Weekly Market Report: April 21, 2023

Last week was relatively quiet as markets weighed a modest amount of economic data and digested the second week of the first quarter’s earnings reports. With big tech earnings and PCE inflation data on deck, markets may have been looking ahead. Equity markets have stalled out around the February highs with U.S. and developed non-U.S. markets pretty flat last week, now sitting up 8% and 12% respectively on the year. Bonds were weaker with interest rates moving slightly higher across the curve leaving the 10yr UST at 3.57% and both 3m/10yr and 2yr/10yr slopes still meaningfully inverted. Commodities traded lower with oil’s 5.6% decline taking WTI crude oil back below $80 and the USD appreciated 0.27% to bring its YTD loss down to -1.64%.

Market Anecdotes

  • First quarter earnings season update has a 76% beat rate and 5.8% beat margin with blended earnings of -6.2%. Top line revenue is seeing a 63% beat rate and a 1.8% beat margin with blended revenue of 2.1%.
  • Second quarter earnings are forecasted to decline 5% by Q3 and Q4 are projected at +1.6% and +8.5% respectively for a full calendar year 2023 growth of +0.8%.
  • Markets have quickly reversed rate pause and cut forecasts for later this year, now pricing an 89% likelihood of a 25bps hike on May 3rd. The 3-month T-bill hit 5.20% last week, its highest since 2001, and the forward curve (terminal rates) is now much closer to formal Fed projections.
  • Bloomberg noted the BoA Merrill fund manager survey registered its most bearish reading since the GFC with a high cash allocation, a net 10% overweight to bonds, and a healthy 63% of respondents expecting a weaker economy.
  • 3.5% of ECB rate hikes, tightening bank lending standards, and elevated inflation have the ZEW Survey of German investor sentiment looking low and deteriorating, similar to the U.S.
  • In forecasting lower fuel prices, RBC Capital Markets noted global refining capacity is set to increase by 1.5mbpd in 2023 and 2.4mbpd in 2024, the largest two-year increase in 45 years.
  • The U.S. tax deadline hit us all last week, a time when bank deposits typically drop by approximately $250b to pay the invoice. Weaker than expected tax collections of $108b on tax day last week may have pulled the debt ceiling debate into June.
  • Bank deposit flight has slowed to a trickle but the expectation is that deposits will continue to leave the banking system until the gap between deposit rates and money fund rates closes.
  • Bloomberg reported weekly loan volume (+$61b) and deposits (+$10b) with the 2023 deposit buildup to tax deadline obviously looking very different from prior years.
  • With the exception of Japan and Australia, consensus 2023 growth is higher now than at the beginning of the year in every major economy. China reported YOY Q1 GDP of 4.5%, up from Q4’s 2.9% pace.

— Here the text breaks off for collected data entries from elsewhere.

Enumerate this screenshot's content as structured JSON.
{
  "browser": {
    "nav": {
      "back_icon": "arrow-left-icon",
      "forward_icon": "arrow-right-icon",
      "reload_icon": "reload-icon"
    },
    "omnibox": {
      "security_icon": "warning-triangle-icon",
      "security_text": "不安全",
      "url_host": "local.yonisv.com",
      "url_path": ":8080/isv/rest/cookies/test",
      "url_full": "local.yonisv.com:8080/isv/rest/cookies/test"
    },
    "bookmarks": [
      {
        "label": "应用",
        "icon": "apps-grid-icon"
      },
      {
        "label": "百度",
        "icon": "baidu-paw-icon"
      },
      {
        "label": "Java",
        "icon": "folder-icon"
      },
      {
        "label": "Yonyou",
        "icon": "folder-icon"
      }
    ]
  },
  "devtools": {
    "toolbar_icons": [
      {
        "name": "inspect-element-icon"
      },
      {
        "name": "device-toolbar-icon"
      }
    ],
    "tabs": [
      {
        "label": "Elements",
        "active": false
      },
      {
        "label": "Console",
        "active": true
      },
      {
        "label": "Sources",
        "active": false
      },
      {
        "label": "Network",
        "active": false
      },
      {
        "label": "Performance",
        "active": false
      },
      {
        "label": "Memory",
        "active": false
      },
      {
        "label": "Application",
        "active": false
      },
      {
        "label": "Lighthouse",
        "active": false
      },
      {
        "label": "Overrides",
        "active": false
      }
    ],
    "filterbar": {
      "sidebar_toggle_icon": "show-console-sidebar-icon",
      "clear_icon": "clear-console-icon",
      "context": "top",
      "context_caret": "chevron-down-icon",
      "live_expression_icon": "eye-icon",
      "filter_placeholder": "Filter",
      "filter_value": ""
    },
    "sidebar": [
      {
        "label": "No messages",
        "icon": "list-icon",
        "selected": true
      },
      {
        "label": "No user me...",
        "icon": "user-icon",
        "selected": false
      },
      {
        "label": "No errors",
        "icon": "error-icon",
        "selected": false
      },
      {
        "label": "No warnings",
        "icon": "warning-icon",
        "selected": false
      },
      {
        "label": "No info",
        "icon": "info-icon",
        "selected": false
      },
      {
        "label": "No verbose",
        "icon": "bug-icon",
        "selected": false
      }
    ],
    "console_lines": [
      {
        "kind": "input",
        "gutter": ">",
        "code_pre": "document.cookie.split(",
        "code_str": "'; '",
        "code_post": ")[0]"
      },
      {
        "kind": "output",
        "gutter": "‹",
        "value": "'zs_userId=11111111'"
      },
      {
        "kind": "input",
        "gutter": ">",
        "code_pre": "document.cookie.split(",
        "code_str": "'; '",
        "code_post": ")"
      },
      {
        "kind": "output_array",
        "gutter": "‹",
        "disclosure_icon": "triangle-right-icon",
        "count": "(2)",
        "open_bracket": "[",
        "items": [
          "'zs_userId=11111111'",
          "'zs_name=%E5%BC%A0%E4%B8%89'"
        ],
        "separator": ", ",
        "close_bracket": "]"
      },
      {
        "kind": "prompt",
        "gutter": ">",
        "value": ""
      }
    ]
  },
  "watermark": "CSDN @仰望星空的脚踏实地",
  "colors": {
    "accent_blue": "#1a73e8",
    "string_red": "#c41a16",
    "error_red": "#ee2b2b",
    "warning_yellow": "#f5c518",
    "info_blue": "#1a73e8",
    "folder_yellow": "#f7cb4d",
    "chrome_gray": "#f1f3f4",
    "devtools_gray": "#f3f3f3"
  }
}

Economic Release Highlights

  • U.S. March PMI data (C, M, S) registered 53.5, 50.4, 53.7 showing improvements on both manufacturing and services fronts.

  • E.U. and U.K. March PMI data (C, M, S) registered (54.4, 45.5, 56.6) and (53.9, 46.6, 54.9) respectively.

  • The April NY Fed Services Activity report showed healthy levels of business activity and clearcut disinflation trends but the overall business climate deteriorating to 2012 levels.

  • April’s Housing Market Index registered 45, in line with consensus and a 1 point improvement over the March reading.

  • March Housing Starts (1.420mm) and Permits (1.413mm) came in within consensus range after both readings jumped sharply higher in February.

  • Existing Home Sales of 4.444mm in March were slightly under consensus estimate of 4.5mm.

This communication is provided for informational purposes only and is not an offer, recommendation or solicitation to buy or sell any security or other investment. This communication does not constitute, nor should it be regarded as, investment research or a research report, a securities or investment recommendation, nor does it provide information reasonably sufficient upon which to base an investment decision. Additional analysis of your or your client’s specific parameters would be required to make an investment decision. This communication is not based on the investment objectives, strategies, goals, financial circumstances, needs or risk tolerance of any client or portfolio and is not presented as suitable to any other particular client or portfolio.